Modowa nirwana od Ani Kuczyńskiej
MAŁGORZATA BOY • dawno temuMagnetycznych osobowości polskiej mody nie brakuje. Dlatego niech nikogo nie zdziwi, że oAniKuczyńskiej możemy, nie tylko, przeczytać na zagranicznych portalach. Uwielbiają ją w Berlinie, Tokio, Paryżu czy Rzymie. Studiowała na dwóch prestiżowych uczelniach w Accademia Internazionale D’alta Moda e D’arte Costume Koefia w Rzymie oraz w Ecole Superieure Des Arts et Techniques De la Mode Esmod w Paryżu.
Jej kolekcje nie są krzykliwe, co jest ich największym atutem. W dżungli zwierzęcych wzorów, ptasich piór, które zakładamy na głowę, żeby się wyróżnić, sukien i butów inkrustowanych kryształami Swarovskiego, ćwieków, koronek, kwiatów, projekty Ani Kuczyńskiej to modowa nirwana.
"33 letnia projektantka pracująca i tworząca w Warszawie to największy polski talent" – możemy przeczytać na prestiżowym portalu style.com.
Na stronie internetowej magazynu Vogue, Robb Young poleca światu nasz "narodowy talent", określając projekty Kuczyńskiej jako "zwodniczo proste, zawiłe konstrukcje", które Ania prezentuje w swoich "wspaniałych" warszawskich butikach.
W najnowszym Zoo Magazine, Ania Kuczyńska w rozmowie z Diane Pernet opowiada m.in. o tym skąd czerpie inspiracje i genezie nazwy swojej najnowszej kolekcji na sezon jesień – zima 2009 CATARRATTO. Okazuje się, że Catarratto to specjalny szczep białych winogron, które rosną na Sycylii. "…I ta kolekcja właśnie jest jak Cattarrato: jest biała" – mówi Kuczyńska. Ale nie tylko… Odcienie piasku, kamienna szarość i granat doskonale współgrają z wyrafinowanym minimalizmem.

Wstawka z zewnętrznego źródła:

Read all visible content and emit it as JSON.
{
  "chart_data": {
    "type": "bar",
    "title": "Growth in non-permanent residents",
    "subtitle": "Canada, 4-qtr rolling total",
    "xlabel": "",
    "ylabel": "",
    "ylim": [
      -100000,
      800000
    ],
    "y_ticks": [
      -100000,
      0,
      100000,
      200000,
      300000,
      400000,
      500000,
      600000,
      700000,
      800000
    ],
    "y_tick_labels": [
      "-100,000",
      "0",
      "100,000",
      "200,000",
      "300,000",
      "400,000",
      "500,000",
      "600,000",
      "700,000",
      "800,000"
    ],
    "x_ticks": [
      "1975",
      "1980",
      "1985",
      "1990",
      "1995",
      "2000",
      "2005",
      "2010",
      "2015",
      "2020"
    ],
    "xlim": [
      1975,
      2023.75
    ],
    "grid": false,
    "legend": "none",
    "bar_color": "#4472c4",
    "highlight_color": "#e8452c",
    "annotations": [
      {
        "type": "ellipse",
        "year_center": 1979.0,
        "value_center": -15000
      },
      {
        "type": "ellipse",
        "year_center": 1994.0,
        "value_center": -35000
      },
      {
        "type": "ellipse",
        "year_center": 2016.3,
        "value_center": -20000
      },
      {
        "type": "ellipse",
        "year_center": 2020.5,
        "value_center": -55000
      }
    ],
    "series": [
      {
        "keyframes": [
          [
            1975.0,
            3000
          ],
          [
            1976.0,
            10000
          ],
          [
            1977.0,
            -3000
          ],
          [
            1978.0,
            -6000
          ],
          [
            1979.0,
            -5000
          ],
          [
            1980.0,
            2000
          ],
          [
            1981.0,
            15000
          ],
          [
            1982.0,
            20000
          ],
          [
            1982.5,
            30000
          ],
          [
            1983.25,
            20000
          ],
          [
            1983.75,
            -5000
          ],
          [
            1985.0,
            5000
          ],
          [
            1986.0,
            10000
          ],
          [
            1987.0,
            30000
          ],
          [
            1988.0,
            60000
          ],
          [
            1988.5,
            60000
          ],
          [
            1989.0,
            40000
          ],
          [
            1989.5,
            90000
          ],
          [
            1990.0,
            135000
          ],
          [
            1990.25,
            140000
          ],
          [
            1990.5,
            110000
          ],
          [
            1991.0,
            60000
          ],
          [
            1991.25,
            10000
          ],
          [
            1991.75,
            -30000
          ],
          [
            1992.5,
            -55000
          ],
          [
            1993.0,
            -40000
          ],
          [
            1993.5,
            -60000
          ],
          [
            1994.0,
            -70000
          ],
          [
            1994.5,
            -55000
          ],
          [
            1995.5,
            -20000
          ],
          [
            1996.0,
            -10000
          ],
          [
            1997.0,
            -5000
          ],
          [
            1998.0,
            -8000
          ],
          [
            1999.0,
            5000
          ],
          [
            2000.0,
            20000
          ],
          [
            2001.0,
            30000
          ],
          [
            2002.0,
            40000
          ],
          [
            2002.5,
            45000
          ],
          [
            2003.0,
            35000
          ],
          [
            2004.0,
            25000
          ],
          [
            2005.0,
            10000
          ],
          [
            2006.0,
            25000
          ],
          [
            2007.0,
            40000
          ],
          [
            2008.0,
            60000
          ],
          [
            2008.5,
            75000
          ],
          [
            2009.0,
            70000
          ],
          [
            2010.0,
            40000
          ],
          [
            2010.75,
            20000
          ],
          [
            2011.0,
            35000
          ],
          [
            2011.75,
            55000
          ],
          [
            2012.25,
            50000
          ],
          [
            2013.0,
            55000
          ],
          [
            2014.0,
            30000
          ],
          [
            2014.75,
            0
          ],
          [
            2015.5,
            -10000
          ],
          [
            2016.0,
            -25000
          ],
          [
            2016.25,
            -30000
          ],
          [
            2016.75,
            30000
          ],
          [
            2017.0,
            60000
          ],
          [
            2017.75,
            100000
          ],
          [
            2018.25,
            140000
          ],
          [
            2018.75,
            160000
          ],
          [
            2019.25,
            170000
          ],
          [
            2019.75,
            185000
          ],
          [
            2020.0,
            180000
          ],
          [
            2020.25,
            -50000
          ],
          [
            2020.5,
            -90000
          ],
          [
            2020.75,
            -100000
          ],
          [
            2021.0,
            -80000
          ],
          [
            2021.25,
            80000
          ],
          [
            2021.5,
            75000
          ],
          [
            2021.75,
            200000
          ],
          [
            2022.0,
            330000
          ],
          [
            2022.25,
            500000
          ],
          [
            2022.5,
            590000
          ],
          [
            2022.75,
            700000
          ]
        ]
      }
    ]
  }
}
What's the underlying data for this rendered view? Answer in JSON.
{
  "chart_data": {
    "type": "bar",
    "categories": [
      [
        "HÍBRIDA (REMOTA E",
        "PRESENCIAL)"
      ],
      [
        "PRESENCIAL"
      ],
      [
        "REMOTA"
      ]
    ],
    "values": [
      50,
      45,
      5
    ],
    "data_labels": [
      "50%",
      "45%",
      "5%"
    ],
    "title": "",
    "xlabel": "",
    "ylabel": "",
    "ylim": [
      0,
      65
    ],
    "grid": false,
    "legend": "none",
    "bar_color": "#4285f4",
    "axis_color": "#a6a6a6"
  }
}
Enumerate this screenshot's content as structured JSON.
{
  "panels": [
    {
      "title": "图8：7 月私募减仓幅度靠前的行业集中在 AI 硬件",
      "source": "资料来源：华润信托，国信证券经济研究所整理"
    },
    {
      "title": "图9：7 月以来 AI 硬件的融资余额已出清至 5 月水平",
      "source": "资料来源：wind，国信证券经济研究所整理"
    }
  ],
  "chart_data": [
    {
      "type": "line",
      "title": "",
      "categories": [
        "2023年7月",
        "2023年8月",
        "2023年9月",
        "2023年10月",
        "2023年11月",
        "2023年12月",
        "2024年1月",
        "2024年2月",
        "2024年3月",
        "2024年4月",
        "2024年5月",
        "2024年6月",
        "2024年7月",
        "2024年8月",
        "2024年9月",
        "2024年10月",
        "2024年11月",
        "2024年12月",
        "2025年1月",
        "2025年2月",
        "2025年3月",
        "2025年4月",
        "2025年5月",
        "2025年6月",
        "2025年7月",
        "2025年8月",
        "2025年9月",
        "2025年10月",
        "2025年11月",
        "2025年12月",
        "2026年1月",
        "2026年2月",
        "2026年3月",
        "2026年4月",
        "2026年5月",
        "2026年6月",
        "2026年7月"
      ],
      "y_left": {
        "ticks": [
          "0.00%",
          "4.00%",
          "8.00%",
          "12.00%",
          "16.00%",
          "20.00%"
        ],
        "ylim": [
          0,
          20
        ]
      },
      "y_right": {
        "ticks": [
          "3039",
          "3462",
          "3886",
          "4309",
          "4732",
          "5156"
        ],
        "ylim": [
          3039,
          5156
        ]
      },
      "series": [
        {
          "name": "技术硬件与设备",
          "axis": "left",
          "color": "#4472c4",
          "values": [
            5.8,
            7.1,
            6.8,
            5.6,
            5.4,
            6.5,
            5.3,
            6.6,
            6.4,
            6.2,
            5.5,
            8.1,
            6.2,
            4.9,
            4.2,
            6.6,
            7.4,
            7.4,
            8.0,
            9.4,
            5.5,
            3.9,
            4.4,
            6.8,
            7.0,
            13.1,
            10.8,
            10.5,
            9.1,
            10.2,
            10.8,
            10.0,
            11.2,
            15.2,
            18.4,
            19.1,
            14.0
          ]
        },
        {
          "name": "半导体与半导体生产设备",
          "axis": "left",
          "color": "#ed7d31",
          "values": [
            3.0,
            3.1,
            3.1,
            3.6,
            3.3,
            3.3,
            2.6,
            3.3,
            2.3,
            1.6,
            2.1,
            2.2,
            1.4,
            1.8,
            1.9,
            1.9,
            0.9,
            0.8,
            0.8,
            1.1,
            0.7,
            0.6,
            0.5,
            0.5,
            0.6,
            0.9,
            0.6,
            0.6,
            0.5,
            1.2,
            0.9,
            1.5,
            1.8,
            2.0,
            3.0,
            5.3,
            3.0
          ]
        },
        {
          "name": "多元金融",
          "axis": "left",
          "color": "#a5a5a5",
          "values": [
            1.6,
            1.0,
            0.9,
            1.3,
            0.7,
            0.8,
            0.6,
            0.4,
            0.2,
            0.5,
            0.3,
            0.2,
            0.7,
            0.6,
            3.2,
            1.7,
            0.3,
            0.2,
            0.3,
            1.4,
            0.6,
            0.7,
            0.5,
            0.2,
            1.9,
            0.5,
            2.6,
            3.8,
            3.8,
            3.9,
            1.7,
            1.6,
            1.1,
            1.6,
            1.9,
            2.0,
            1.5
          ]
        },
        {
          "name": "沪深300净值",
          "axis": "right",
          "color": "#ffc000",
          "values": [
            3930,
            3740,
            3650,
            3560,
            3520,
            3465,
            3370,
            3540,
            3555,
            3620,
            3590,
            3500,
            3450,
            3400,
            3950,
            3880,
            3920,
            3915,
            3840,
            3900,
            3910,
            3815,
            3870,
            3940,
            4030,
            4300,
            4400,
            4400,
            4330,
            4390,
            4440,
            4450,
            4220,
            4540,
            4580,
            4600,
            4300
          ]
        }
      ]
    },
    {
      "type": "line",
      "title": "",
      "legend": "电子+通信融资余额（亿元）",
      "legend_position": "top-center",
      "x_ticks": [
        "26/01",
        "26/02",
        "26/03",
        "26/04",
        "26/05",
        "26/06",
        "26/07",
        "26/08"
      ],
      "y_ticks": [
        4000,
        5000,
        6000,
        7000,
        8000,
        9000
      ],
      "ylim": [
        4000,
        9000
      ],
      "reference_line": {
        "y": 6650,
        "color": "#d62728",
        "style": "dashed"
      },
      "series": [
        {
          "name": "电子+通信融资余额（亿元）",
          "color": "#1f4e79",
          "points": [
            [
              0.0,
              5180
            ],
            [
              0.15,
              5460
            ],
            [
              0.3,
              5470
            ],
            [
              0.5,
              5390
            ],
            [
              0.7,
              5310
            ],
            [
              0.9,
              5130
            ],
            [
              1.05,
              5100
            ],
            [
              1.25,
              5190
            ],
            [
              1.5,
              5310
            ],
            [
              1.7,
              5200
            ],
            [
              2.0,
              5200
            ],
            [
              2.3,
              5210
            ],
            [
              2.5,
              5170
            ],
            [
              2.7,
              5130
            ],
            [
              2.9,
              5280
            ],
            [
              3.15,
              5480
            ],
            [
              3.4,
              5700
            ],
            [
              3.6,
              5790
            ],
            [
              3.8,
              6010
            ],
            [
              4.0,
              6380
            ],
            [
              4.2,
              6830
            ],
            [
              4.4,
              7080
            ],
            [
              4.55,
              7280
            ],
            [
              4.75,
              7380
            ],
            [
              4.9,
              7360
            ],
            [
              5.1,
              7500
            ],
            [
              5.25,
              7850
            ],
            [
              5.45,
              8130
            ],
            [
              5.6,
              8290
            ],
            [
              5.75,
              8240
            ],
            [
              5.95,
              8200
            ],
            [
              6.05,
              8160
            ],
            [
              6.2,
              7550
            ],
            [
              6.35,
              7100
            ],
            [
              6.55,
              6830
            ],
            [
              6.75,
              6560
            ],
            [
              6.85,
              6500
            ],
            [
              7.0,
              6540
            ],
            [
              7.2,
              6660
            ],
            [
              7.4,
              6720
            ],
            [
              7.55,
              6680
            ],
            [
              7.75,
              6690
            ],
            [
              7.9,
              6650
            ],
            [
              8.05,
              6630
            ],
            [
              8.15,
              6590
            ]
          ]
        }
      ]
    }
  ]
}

Kreacje Ani Kuczyńskiej noszą nie tylko gwiazdy. Artystka projektuje dla silnych, mądrych i pięknych kobiet, jak wyznała w jednym z wywiadów. Patrząc na ostatnią (i nie tylko) kolekcję Kuczyńskiej czuje się ulgę, błogostan, spokój i relaks, klasę, siłę, pewność siebie i wygodę, ale też energię, która doładuje nasze wyczerpane w miejskim pędzie baterie. To taka modowa, klimatyczna przystań, na której możemy się zatrzymać najbliżej w Warszawie, na ulicy Solec 85.